Some serious concerns we will have over the near future relate to when to expect the next financial crisis and how soon thereafter we should expect another one.
Unfortunately, the frequency of crises has increased. The liberalisation of cross-border capital flows has increased the possibility of not only contagion from crises elsewhere but also of financial profligacy in one country being exported to another. The job of South African economic policymakers should be to assert policy sovereignty by protecting our economy from contagion, global financial volatility and the domestic adoption of profligate financial practices.
There will be changes to the regulation of financial institutions and markets in many countries. However, I do not expect significant change to financial regulation. Former US President Bill Clinton's adviser and lead strategist in his 1992 election campaign, media celebrity and political commentator James Carville, was quoted in the Wall Street Journal February 25, 1993, sa saying: "I used to think that, if there was reincarnation, I wanted to come back as the President or the Pope or a .400 baseball hitter. But now I want to come back as the bond market. You can intimidate everybody."
The political and economic influence of financial institutions, including many that are ‘too large to fail', is enormous. Large private corporations and governments are expected to make their policies and practices palatable to the few hundred people operating global financial markets and the major credit ratings agencies. Further, economic policymakers and leaders of the central banks of many countries are drawn from the large financial institutions or expect to work for one of these institutions in the future. The large and very powerful financial institutions have the ability to capture and intimidate policymakers and regulators.
One would expect that the global financial crisis would undermine the economic and political power of financial institutions. It is necessary to understand the social forces driving the power of financial institutions to understand why they have proved so resilient to financial crises and popular political outcry.
The reversal of welfare programmes and State provision and support for pensions, health insurance, unemployment benefits, housing and other necessities drives the power and influence of finance. The demographic factors in many developed countries have a significant impact on global financial markets. The proportion of their population that is older is growing. The ageing populations want to ensure that they have sufficient investments for their retirement years. They also invest more in health insurance and other insurance products because they are less able to depend on the State to provide against risk.
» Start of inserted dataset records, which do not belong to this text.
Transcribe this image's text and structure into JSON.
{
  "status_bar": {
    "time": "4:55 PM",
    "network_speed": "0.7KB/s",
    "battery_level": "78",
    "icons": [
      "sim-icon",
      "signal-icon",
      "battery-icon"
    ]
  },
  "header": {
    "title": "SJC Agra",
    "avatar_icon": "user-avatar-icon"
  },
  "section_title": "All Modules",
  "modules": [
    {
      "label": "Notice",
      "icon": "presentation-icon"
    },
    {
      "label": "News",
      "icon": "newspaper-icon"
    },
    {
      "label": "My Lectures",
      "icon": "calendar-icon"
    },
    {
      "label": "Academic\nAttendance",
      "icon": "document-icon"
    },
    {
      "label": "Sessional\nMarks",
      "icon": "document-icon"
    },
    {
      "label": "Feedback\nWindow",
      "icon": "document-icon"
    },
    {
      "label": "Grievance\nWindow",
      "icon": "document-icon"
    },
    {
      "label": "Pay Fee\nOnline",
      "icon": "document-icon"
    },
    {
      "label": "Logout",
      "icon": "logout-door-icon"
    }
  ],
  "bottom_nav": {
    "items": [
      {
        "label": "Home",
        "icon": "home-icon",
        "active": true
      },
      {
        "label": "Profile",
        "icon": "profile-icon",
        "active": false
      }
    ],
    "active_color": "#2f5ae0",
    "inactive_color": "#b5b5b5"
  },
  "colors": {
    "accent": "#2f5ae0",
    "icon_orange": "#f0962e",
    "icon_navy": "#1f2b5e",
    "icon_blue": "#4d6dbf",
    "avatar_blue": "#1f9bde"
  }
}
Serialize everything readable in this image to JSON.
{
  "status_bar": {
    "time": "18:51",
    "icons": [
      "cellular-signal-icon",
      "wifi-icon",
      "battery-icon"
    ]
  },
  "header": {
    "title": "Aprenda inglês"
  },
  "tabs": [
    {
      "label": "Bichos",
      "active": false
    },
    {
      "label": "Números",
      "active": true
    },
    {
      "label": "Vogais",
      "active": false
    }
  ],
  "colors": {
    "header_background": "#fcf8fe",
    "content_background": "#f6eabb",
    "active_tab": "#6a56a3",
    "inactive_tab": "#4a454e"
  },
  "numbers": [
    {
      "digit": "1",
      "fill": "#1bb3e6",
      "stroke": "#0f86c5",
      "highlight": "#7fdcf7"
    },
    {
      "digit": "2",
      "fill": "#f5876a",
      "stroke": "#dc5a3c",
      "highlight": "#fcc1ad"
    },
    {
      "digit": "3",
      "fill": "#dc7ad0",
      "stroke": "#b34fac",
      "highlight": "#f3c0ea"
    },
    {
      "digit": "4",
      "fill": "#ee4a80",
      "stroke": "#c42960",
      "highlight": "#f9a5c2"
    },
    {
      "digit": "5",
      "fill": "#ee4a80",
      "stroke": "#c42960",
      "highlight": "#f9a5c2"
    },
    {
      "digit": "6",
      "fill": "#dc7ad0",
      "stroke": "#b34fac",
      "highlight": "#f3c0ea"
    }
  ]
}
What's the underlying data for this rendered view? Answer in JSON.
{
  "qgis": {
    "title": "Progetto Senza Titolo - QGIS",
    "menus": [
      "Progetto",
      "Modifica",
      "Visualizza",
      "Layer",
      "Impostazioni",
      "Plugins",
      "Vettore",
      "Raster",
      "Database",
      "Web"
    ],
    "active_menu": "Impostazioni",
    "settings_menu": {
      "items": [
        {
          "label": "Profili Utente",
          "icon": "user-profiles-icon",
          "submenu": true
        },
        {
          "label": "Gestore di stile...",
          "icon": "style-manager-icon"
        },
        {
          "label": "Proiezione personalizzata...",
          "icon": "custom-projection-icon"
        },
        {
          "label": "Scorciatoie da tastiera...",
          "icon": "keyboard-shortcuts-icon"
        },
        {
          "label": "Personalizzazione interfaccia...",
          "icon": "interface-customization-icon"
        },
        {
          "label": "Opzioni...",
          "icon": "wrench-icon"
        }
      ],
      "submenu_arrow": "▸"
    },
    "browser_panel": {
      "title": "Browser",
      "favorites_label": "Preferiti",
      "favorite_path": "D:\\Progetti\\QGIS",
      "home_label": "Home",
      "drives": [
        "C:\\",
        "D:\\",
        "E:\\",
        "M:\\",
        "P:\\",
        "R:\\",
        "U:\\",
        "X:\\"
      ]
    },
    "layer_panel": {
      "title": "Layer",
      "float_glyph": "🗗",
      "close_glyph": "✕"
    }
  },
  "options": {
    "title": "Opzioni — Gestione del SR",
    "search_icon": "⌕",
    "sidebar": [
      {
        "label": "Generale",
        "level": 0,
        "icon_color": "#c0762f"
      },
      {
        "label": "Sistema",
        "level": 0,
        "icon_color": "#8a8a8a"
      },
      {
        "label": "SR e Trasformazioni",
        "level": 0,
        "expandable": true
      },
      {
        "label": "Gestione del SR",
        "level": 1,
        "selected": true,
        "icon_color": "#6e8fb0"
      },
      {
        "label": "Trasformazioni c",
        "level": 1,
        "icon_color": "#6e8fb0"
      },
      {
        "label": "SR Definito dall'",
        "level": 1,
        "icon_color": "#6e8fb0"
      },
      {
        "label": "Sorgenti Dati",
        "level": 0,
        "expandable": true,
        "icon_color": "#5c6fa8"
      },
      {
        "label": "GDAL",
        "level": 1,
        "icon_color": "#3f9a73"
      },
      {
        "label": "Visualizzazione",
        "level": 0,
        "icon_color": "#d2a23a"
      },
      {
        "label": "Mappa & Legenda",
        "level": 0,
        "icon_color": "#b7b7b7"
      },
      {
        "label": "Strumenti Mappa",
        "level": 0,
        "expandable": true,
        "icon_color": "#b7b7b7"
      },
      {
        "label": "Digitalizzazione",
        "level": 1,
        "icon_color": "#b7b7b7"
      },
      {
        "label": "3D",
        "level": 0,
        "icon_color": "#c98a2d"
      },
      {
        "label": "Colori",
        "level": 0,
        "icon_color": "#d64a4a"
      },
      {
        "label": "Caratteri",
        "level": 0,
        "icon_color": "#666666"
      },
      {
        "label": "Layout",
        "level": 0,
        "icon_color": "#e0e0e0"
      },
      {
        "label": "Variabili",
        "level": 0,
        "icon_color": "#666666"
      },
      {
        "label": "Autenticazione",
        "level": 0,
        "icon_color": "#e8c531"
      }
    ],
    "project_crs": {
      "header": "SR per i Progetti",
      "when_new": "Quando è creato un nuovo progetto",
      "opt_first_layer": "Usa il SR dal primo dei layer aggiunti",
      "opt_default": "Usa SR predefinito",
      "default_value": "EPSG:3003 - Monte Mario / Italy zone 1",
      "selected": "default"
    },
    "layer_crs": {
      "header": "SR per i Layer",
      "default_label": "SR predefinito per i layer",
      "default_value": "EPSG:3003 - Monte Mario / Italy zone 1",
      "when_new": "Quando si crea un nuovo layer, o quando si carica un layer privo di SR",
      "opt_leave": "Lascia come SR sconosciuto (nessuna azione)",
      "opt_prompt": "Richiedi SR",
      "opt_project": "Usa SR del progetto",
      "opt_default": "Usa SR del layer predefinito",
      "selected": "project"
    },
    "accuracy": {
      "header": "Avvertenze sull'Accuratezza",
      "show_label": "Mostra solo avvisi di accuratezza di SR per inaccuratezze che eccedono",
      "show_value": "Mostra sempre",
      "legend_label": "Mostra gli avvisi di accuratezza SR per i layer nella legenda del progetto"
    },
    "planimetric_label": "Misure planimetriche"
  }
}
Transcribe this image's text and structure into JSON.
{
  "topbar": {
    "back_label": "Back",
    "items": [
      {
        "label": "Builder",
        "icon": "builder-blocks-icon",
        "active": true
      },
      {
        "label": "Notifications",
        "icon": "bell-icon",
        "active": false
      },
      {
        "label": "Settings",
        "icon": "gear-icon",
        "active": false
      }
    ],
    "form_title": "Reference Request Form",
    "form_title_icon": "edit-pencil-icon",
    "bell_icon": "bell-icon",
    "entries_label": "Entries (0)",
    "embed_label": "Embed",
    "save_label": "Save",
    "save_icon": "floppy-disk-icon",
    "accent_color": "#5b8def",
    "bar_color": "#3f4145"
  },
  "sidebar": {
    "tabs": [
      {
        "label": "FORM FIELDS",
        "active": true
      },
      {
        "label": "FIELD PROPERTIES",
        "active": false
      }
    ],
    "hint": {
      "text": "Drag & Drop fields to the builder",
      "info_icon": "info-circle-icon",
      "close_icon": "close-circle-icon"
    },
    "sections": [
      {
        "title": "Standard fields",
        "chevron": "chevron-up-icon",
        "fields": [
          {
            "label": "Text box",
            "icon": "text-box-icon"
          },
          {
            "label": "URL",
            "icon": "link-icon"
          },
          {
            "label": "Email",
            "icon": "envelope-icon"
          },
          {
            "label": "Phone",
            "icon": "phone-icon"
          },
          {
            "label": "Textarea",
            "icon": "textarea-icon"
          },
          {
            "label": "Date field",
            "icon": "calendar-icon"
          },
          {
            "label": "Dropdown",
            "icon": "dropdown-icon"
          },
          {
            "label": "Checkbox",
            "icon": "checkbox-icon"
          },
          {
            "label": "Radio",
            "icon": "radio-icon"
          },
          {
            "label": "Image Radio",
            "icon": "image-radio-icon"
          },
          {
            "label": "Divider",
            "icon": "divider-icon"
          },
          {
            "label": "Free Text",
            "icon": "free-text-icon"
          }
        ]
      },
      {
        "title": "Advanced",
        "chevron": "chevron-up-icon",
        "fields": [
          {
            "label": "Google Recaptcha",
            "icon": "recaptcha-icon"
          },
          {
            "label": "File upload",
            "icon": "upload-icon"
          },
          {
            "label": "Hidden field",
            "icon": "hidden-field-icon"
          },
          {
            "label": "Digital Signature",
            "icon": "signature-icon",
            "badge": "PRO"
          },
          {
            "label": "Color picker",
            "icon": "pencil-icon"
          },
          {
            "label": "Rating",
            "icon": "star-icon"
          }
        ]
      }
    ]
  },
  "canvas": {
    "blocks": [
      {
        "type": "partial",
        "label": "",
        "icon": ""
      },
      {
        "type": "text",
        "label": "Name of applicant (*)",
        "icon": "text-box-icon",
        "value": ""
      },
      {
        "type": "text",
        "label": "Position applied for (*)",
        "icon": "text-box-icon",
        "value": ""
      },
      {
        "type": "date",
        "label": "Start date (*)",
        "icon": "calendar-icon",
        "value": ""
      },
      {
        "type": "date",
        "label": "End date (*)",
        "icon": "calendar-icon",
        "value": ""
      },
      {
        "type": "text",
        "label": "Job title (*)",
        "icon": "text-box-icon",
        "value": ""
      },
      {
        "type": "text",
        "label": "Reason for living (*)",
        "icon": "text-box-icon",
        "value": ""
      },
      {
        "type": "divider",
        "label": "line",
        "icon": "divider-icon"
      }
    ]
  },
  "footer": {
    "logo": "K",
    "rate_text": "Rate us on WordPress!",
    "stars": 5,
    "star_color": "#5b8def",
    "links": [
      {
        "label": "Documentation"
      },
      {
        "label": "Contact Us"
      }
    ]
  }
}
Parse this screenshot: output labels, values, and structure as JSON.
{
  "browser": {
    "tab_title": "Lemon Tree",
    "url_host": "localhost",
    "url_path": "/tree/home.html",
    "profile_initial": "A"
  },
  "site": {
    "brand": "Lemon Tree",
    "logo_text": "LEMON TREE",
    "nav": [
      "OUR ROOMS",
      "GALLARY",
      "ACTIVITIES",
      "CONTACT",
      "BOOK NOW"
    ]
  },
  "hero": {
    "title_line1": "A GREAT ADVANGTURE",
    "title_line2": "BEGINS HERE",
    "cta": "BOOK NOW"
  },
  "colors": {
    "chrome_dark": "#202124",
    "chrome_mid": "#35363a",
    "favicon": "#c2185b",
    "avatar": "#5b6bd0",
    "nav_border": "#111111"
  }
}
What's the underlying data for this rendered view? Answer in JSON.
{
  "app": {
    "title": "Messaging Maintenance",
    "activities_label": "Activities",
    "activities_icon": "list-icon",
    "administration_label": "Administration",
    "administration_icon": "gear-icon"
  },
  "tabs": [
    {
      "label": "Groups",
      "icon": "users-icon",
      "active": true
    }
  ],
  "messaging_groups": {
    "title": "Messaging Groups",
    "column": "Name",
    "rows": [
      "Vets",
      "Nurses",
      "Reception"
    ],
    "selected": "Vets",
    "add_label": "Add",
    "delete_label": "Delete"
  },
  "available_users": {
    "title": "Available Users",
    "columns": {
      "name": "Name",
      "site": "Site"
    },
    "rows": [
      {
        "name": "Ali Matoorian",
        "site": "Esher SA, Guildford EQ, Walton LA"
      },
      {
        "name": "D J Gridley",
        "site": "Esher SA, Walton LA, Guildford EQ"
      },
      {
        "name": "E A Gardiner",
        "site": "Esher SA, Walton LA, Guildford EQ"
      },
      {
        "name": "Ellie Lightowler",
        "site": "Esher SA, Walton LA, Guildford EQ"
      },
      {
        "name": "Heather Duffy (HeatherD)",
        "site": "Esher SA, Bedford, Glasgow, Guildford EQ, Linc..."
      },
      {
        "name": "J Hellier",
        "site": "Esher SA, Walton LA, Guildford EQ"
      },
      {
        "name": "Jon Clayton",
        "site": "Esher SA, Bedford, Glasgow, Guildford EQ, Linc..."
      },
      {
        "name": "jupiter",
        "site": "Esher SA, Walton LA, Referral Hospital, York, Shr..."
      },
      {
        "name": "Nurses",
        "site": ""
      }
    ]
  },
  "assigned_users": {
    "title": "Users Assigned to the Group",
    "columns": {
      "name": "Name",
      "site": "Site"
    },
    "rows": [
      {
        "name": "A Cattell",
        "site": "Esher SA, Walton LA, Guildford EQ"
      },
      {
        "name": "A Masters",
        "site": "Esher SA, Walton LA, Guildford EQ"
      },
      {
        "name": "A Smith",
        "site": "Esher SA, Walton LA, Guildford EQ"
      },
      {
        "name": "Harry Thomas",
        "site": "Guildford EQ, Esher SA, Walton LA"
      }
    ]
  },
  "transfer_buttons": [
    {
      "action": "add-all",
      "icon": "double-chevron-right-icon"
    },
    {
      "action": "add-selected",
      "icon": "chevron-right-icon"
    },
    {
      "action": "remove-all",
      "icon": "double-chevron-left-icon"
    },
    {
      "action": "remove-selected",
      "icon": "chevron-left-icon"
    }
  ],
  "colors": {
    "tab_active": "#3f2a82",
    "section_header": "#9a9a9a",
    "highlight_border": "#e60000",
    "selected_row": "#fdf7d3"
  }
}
Most of these investments are made through institutional investors who have put pressure on large corporations to focus on high short-term returns. The ageing populations in these countries are politically important. Usually, most policymakers are older and share their interests supporting institutional investors.
We live in a world where many States will not increase their spending to increase social security and welfare services to their populations. Financial institutions profit by the inadequacy of these services. Their power stems from allocating the capital people pay for retirement investments and risk insurance. They have global financial markets as their playground. Therefore, we cannot expect major changes in global financial markets and ample regulation of financial markets unless the social forces that drive the power of finance are dealt with.
Further, the ability of financial institutions to capture and intimidate economic policymakers and regulators must be curbed. A State with a developmental economic programme will have to put in place measures to curb the power of financial institutions in their domestic economies and to protect their economies from speculation, turbulence, crises and contagion from the rest of the world.